[R-sig-ME] GLMM- relationship between AICc weight and random effects?
Teresa Oliveira
mteresaoliveira92 at gmail.com
Sun Jul 10 01:20:23 CEST 2016
Dear list members,
I am developing GLMM's in order to assess habitat selection (using GLMMs'
coeficients to construct Resource selection functions). I have (telemetry)
data from 5 study areas, and each area has a different number of
individuals monitored.
To develop GLMM's, the dependend variable is binary (1-used locations;
0-available locations), and I have a initial set of 14 continuous variables
(8 land cover variables; 2 distance variables, to artificial areas and
water sources; 4 topographic variables): a buffer was placed around each
location and the area of each land cover within that buffer was accounted
for; distances were measured from each point to the nearest feature, and
topographic variables were obtained using DEM rasters. I tested for
correlation using Spearman's Rank, so not all 14 were used in the GLMMs.

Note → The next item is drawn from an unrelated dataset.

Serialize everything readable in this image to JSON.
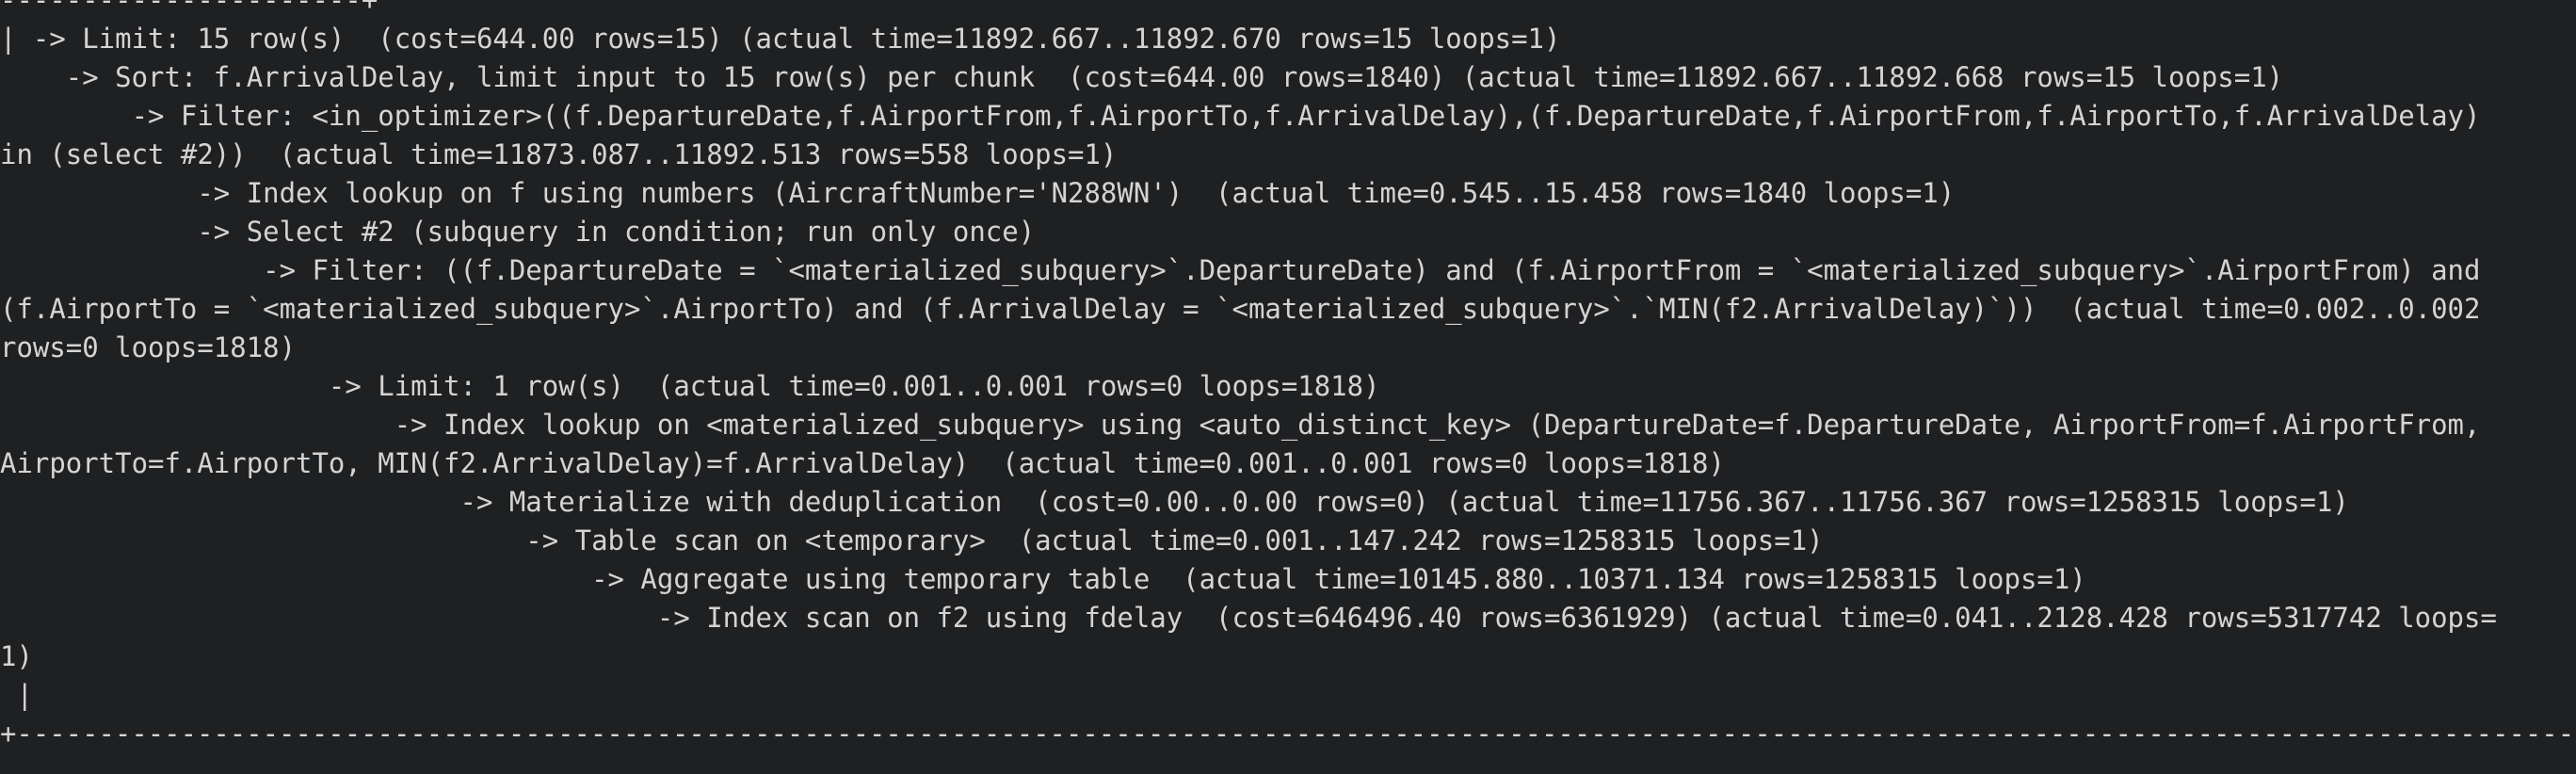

All variables were transformed using z-score.
As random effect, I used individual ID. I thought at the beggining to use
study area as a random effect but I only had 5 levels and there was almost
no variance when that random effect was used.
I constructed a GLMM with 9 variables (not correlated) and a random effect,
then used "dredge()" function and "model.avg(dredge)" to sort models by AIC
values. This was the result (only models of AICc lower than 2 represented):
[1]Call:
model.avg(object = dredge.m1.1)
Component model call:
glmer(formula = Used ~ <512 unique rhs>, data = All_SA_Used_RP_Area_z,
family =
binomial(link = "logit"))
Component models:
df logLik AICc delta weight
123578 8 -4309.94 8635.89 0.00 0.14
1235789 9 -4309.22 8636.44 0.55 0.10
123789 8 -4310.52 8637.04 1.14 0.08
1235678 9 -4309.75 8637.50 1.61 0.06
12378 7 -4311.78 8637.57 1.67 0.06
1234578 9 -4309.79 8637.58 1.69 0.06
Variables 1 and 2 represent the distance variables; from 3 to 8 land cover
variables, and 9 is a topographic variable. Weights seem to be very low,
even if I average all those models as it seems to be common when delta
values are low. Even with this weights, I constructed GLMMs for each of the
combinations, and the results were simmilar for all 6 combinations. Here
are the results for the first one (GLMM + overdispersion + r-squared):
Random effects:
Groups Name Variance Std.Dev.
ID.CODE_1 (Intercept) 13.02 3.608
Number of obs: 32670, groups: ID.CODE_1, 55
Fixed effects:
Estimate Std. Error z value Pr(>|z|)
(Intercept) -0.54891 0.51174 -1.073 0.283433
3 -0.22232 0.04059 -5.478 4.31e-08 ***
5 -0.05433 0.02837 -1.915 0.055460 .
7 -0.13108 0.02825 -4.640 3.49e-06 ***
8 -0.15864 0.08670 -1.830 0.067287 .
1 0.28438 0.02853 9.968 < 2e-16 ***
2 0.11531 0.03021 3.817 0.000135 ***
Residual deviance: 0.256
r.squaredGLMM():
R2m R2c
0.01063077 0.80039950
This is what I get from this analysis:
1) Variance and SD of the random effect seems fine (definitely better than
the "0" I got when using Study Areas as random effect);
2) Estimate values make sense from what I know of the species and the
knowledge I have of the study areas;
3) Overdispersion values seem good, and R-squared values don't seem very
good (at least when considering only fixed effects) but, as I read in
several places, AIC and r-squared are not always in agreement.
4) Weight values seem very low. Does it mean the models are not good?
Then what I did was construct a GLM ("glm()"), so no random effect was
used. I used the same set of variables used in [1], and here are the
results (only models of AICc lower than 2 represented):
[2] Call:
model.avg(object = dredge.glm_m1.1)
Component model call:
glm(formula = Used ~ <512 unique rhs>, family = binomial(link = "logit"),
data =
All_SA_Used_RP_Area_z)
Component models:
df logLik AICc delta weight
12345678 9 -9251.85 18521.70 0.00 0.52
123456789 10 -9251.77 18523.54 1.84 0.21
1345678 8 -9253.84 18523.69 1.99 0.19
In this case, weight values are higher.
Does this mean that it is better not to use a random effect? (I am not sure
I can compare GLMM with GLM results, correct me if I am doing wrong
assumptions)
Thank you very much in advance for your time and help. I hope I made myself
clear enough so you can understand what I am asking!